The Key To High Intensity Interval Training Is Getting Out Of Your Comfort Zone

How To Get The Most Out Of Your HIIT Workout

By Dorene Internicola

NEW YORK, Feb 2 (Reuters) - With High Intensity Interval Training (HIIT), which consists of short bursts of intensive activity followed by short periods of recovery, fitness experts say the harder the push, the greater the reward.

HIIT can blast calories, build muscle and boost endurance with impressive efficiency in just 20 minutes a day, but the catch is finding the right level of intensity outside the comfort zone, fitness trainers say.

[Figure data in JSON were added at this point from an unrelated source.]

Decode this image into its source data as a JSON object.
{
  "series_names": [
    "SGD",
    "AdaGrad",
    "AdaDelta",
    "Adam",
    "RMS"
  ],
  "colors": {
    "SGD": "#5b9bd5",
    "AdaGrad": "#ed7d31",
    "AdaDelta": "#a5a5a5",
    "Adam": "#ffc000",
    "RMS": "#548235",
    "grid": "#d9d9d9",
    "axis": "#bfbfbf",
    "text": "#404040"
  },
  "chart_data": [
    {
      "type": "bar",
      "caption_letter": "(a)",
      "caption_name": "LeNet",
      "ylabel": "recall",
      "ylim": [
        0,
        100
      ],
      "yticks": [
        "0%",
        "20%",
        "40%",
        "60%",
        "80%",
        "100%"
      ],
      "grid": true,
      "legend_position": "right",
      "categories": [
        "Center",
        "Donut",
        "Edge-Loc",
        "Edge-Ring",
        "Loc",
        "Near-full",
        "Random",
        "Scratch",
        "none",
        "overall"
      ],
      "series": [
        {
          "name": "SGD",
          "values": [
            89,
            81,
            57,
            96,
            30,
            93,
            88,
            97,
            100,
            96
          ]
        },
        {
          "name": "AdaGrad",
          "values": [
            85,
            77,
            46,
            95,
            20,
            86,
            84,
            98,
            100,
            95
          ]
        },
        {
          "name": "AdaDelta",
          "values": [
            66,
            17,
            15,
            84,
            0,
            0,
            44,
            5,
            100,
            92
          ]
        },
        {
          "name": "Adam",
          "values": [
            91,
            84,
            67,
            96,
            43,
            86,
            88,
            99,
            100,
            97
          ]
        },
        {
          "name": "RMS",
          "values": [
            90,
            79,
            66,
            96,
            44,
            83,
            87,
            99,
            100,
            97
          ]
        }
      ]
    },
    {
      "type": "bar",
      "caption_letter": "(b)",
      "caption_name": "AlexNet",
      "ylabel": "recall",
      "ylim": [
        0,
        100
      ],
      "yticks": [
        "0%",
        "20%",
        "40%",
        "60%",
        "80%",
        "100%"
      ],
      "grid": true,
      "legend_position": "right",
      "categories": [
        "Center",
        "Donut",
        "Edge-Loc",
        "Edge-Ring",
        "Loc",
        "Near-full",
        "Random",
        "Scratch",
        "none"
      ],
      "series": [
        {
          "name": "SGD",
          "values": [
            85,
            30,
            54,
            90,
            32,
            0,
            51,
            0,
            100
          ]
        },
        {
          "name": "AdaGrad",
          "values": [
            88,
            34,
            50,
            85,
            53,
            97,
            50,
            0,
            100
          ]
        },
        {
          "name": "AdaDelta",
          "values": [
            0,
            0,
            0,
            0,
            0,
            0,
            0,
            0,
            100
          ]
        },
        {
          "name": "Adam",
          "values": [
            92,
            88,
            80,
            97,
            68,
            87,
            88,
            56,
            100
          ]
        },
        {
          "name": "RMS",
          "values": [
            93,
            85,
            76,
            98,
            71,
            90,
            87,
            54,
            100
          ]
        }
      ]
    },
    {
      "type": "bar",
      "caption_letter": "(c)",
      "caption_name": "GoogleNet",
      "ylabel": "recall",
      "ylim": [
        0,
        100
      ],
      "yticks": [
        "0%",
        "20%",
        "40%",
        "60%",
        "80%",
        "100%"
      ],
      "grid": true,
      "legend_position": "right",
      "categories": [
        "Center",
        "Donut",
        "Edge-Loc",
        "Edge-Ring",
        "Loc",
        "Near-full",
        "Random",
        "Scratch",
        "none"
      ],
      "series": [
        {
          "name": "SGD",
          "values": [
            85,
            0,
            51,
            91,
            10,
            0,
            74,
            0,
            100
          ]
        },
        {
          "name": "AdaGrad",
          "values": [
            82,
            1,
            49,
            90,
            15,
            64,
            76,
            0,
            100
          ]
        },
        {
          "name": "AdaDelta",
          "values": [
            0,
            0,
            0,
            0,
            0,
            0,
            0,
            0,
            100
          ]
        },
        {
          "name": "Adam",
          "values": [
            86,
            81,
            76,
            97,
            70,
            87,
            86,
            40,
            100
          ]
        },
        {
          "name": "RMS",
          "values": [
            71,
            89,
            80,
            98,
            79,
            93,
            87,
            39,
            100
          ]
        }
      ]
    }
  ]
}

Sean Bartram, author of the book "High Intensity Interval Training for Women," said to find that level people should think about what it is like being chased by a rabid dog.

"It's just below that," he said. "To gain maximum benefits you have to push your body to a place that's almost uncomfortable."

The American College of Sports Medicine predicts HIIT will be a top fitness trend in 2015. Bartram said people are drawn to it for its efficiency and almost endless variety of exercises.

The bursts can be sprinting or spot jumps and the recovery can be rests or slower paced movements, he explained.

"You could alternate 30 seconds of sprinting with 30 seconds of walking, or you could engage in a series of bodyweight exercises, such as push-ups, doing each for 30 seconds with 10 seconds of rest in between," he said.

Dr. Michele Olson, a professor of exercise science at Auburn University at Montgomery, Alabama, said it's not high intensity unless the heart rate is elevated to near 90-plus percentage of its maximum.

"Many people think they are engaging in HIIT but they are really doing traditional interval training, where the heart rate is around 75 to 85 percent of max," she said.

Maximum heart rate is about 220 minus age, according to the American Heart Association.

Olson said that if done properly, HIIT can increase the effectiveness in losing abdominal fat and prompt favorable changes in cholesterol and insulin levels.

"There is research showing that you can cut your exercise time nearly in half," she said.

About 20 minutes of HIIT can reap similar benefits of doing 35 to 40 minutes of moderate, steady-state cardio, she added, noting the training level must be intense.

Hayley Zawadzki, personal training manager at New York Health and Racquet Club fitness centers, suggests that anyone starting HIIT should have a fitness analysis.